Taiwan-based writer pens debut sci-fi novel
I came across some information about a new sci-fi novel via a post on Facebook by Naimei Iemian who created the cover art for the book. I was intrigued by the the synopsis of this novel set in a futuristic mega-city called Ntshona. Curious to find out more I got in touch with the author Matthew Robinson and asked him a few questions.
Matthew first came to Taiwan in 2011 planning a three month stopover on the way to Japan. “Soon after arriving, I realised Taiwan was more than I had imagined, so I extended my stay to six months, then went to Japan for three, then returned to Taiwan for another three,” Matthew said. He returned to England for a while before coming back to Taiwan a few months ago.
Matthew said he had not followed a conventional path to becoming a writer. “As a kid, most of my family watched programmes like Star Trek and Star Gate, we enjoyed films like Star Wars… pretty much anything with the word ‘star’ in the title,” Matthew said. He also cited video games and Japanese anime as influences. “My dad was big on education, and would watch documentaries every night, usually about something scientific or history related. It all clearly had an impact on the types of things I enjoy as an adult, and people usually write what they enjoy.”
Matthew’s novel is set in the futuristic city of Ntshona which is described as “the troubled capital of an economically powerful, yet highly introvert state, where disparity, avarice, lies, and political oppression poison social values.” This bears some similarities to Taiwan so I asked Matthew how the time he has spent in Taiwan influenced his writing.
“I used to live in South Africa, a country which has a turbulent and bloody history, in many ways similar to that of Taiwan, especially when you think of Dutch colonisation. During my time in South Africa I found it impossible not to be swept up by politics, something which affects the way in which I think and live my life now, especially in Taiwan, a country that has so many issues with identity,” Matthew explained.

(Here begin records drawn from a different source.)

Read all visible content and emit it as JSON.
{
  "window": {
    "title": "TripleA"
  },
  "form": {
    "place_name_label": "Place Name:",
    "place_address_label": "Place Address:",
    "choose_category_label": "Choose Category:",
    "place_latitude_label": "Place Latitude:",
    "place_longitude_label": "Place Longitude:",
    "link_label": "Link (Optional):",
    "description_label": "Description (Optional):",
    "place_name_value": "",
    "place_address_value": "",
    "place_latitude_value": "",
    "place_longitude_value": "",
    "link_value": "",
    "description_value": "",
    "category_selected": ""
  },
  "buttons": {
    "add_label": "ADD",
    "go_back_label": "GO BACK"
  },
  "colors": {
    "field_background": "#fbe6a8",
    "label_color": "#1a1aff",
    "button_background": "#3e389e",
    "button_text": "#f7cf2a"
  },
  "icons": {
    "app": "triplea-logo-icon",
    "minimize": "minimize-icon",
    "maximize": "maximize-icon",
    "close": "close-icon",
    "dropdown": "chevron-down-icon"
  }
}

Although Ntshona draws on Matthew’s experience in modern South Africa the novel still contains some elements related to Taiwan. “There is still prominent evidence of my connection to Taiwan within the story, the most apparent being that Eve, one of the lead characters, is from a Taiwanese family. There’s even a dispute in the novel between her and a self-professed Chinese character over the identity of Taiwanese people,” Matthew said. Matthew also pointed out that he used rapidly developing cities like Taipei and Taichung as a basis for how a metropolis might look two hundred or so years from now.